Türk siyasetçilerin "referandum buluşmalarına" Almanya'nın, bin bir güçlük çıkarması sürpriz mi? "Değil." Peki, arkasında ne yatıyor? Hamasetten arındırılmış objektif gerçekler. Nisan 2017 geçse de yurtdışı seçmenlerle ilişkiler bağlamında Türkiye'nin orta uzun vadeli düşünmesi, stratejik hesaplara göre oyun kurması gerekiyor.
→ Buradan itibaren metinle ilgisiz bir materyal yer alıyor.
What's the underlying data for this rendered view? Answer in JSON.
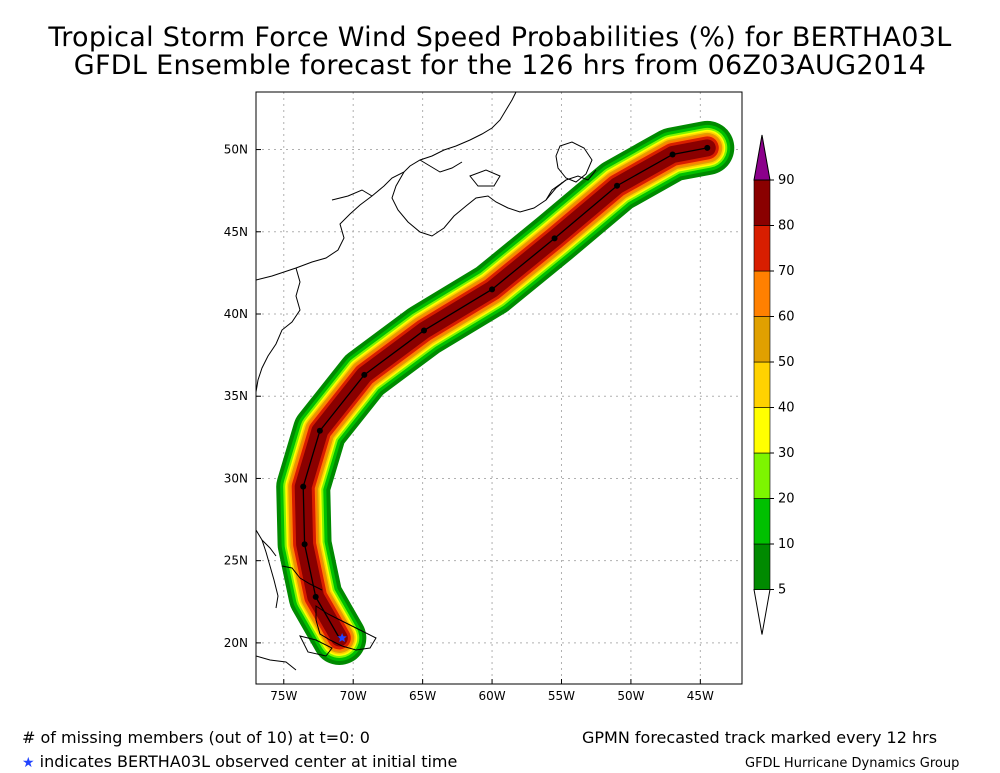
{
  "title": {
    "line1": "Tropical Storm Force Wind Speed Probabilities (%) for BERTHA03L",
    "line2": "GFDL Ensemble forecast for the 126 hrs from 06Z03AUG2014"
  },
  "map": {
    "lon_range": [
      -77,
      -42
    ],
    "lat_range": [
      17.5,
      53.5
    ],
    "lon_ticks": [
      {
        "value": -75,
        "label": "75W"
      },
      {
        "value": -70,
        "label": "70W"
      },
      {
        "value": -65,
        "label": "65W"
      },
      {
        "value": -60,
        "label": "60W"
      },
      {
        "value": -55,
        "label": "55W"
      },
      {
        "value": -50,
        "label": "50W"
      },
      {
        "value": -45,
        "label": "45W"
      }
    ],
    "lat_ticks": [
      {
        "value": 20,
        "label": "20N"
      },
      {
        "value": 25,
        "label": "25N"
      },
      {
        "value": 30,
        "label": "30N"
      },
      {
        "value": 35,
        "label": "35N"
      },
      {
        "value": 40,
        "label": "40N"
      },
      {
        "value": 45,
        "label": "45N"
      },
      {
        "value": 50,
        "label": "50N"
      }
    ],
    "grid": true,
    "track_points": [
      {
        "lon": -71.0,
        "lat": 20.3
      },
      {
        "lon": -72.7,
        "lat": 22.8
      },
      {
        "lon": -73.5,
        "lat": 26.0
      },
      {
        "lon": -73.6,
        "lat": 29.5
      },
      {
        "lon": -72.4,
        "lat": 32.9
      },
      {
        "lon": -69.2,
        "lat": 36.3
      },
      {
        "lon": -64.9,
        "lat": 39.0
      },
      {
        "lon": -60.0,
        "lat": 41.5
      },
      {
        "lon": -55.5,
        "lat": 44.6
      },
      {
        "lon": -51.0,
        "lat": 47.8
      },
      {
        "lon": -47.0,
        "lat": 49.7
      },
      {
        "lon": -44.5,
        "lat": 50.1
      }
    ],
    "observed_center": {
      "lon": -70.8,
      "lat": 20.3
    }
  },
  "legend": {
    "levels": [
      "5",
      "10",
      "20",
      "30",
      "40",
      "50",
      "60",
      "70",
      "80",
      "90"
    ],
    "colors": [
      "#ffffff",
      "#008a00",
      "#00c000",
      "#7df500",
      "#ffff00",
      "#ffd200",
      "#e0a000",
      "#ff8000",
      "#d81e00",
      "#8a0000",
      "#8b008b"
    ]
  },
  "footer": {
    "missing": "# of missing members (out of 10) at t=0: 0",
    "star_note": "indicates BERTHA03L observed center at initial time",
    "track_note": "GPMN forecasted track marked every 12 hrs",
    "credit": "GFDL Hurricane Dynamics Group"
  }
}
Yoksa "Bugün Almanlara geri adım attırdık" diye övünürken, yarın, bambaşka bir senaryo ile karşılaşabiliriz.
***
Türkiye'nin son dönemde yaptığı iyi işlerden biri de "
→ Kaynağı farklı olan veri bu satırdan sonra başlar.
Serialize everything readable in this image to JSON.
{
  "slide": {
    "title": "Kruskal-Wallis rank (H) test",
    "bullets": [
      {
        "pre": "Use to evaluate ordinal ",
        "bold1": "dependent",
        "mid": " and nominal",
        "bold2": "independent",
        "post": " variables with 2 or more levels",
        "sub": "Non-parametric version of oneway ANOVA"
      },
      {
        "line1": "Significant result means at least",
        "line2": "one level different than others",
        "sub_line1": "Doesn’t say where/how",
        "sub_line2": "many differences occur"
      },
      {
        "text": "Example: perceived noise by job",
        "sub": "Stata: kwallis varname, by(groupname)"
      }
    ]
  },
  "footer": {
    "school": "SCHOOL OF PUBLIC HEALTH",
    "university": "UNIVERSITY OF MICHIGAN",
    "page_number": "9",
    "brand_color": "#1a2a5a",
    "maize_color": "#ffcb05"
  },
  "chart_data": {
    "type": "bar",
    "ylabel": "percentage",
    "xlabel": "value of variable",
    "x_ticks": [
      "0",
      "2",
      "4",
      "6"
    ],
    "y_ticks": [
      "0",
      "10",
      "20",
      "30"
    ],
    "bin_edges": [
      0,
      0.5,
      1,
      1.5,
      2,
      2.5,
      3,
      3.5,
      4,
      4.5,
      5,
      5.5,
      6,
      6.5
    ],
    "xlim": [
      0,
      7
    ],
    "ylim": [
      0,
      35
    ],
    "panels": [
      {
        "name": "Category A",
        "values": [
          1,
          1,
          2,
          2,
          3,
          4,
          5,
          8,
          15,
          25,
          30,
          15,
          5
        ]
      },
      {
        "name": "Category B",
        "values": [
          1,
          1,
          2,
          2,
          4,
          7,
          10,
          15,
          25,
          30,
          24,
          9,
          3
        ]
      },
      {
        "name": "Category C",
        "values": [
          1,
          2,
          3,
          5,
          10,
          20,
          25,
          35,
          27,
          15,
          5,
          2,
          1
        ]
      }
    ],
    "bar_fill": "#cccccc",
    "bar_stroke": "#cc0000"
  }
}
Yurtdışı Türkler ve Akraba Topluluklar Başkanlığı"nı (YTB) kurmak oldu. Şimdi, basit bir soruya cevap bulmaya çalışalım. "
YTB'nin faaliyete geçme sürecinde, bu kurumla en çok hangi ülke ilgilendi?" Hangi ülkenin Büyükelçisi, "
Bu teşkilatı neden kuruyorsunuz? Amacınız ne? Nasıl çalışacaksınız?" sorularını ısrarla sordu ve her fırsatta kurum hakkında bilgi almaya çalıştı. Cevabı, kolay bulduğunuzu tahmin ediyorum. Tabii ki "
Almanya!"
***
Almanya, ülkesinde yaşayan Türkiye kökenlileri yıllarca "
Böl ve yönet" taktiği ile kontrol etmeye çalıştı. Siyasi, etnik, mezhebi her türlü parçalanmışlığı sonuna kadar kullandı. Her gruba nüfuz etti ama asla organize olmalarına izin vermedi. Terörle mücadele noktasındaki taleplere bile "
Benim kamu düzenime tehdit oluşturmadıkça üzerlerine gidemem" mantığı ile yaklaştı. Hatta ironik biçimde, "
Eğer önlem alırsam bu kez benim iç güvenliğime tehdit oluştururlar" diye baktı. Hepimiz biliyoruz ki Almanya deyince birinci sırada akla "
kamu düzeni!" gelir. Ve Alman yönetimi bu konuda çok hassas, çok katı ve çok örgütlüdür.
Bugün gelinen noktada, Türkiye'nin bölgesinde güç sahibi olması, çevre ülkeleri, Türk ve Müslümanları etkileme gücüne erişebilmesi bilhassa Almanlar bakımından birçok ezberi bozuyor. Türkleri, sisteme entegre etme yerine asimile etmeyi deneyen, örtülü her türlü sosyal, siyasi, eğitsel, kültürel engeli çıkaran ve sadece kendisine benzeyenlere fırsat tanıyan Alman kafası, bu dengelerin Cumhurbaşkanı
Tayyip Erdoğan ve çizgisi tarafından sarsıldığını biliyor. Üstelik Erdoğan, Almanları, savundukları demokrasi kavramları ile yani "
ifade özgürlüğü" ile "
kendi kimliğini yaşama ve yaşatma özgürlüğü" ile sorguluyor.
***
Gelelim, Alman Şansölyesi
Merkel'in, geçtiğimiz hafta gerçekleşen telefon görüşmesinde Başbakan
Binali Yıldırım'a ilettiği öneriye...
"
Birbirimizin iç siyasi gündemini, karşılıklı olarak ülkelerimize taşımayalım!"
Sn. Başbakan'ın "
Evet" dediği bu önerinin,
henüz Alman Hükümeti nezdinde somut karşılığı
da görülmüş değil. Lakin Almanya ne kadar
kaçarsa kaçsın, ne kadar bahane üretirse üretsin
Türkiye'deki değişimden ve "
yeni gerçeklikten"
kurtulamaz. İşte bu nedenle, Alman
egosundan kaynaklanan yönetim sorunlarının
çözülmesi, Türkiye ile ilişkilerin yeniden formatlanması
en çok Almanya'nın çıkarına. Türkiye
eski Türkiye olmayacak. Türkiye'nin istikrarı da
istikrarsızlığı da Almanya'nın öncelikli gündemi
olmaya devam edecek. Tercih artık Almanların. Ya işbirliği yolları arayacaklar ya da Türkiye'ye rağmen denedikleri tüm formüllerden netice alamayacaklar!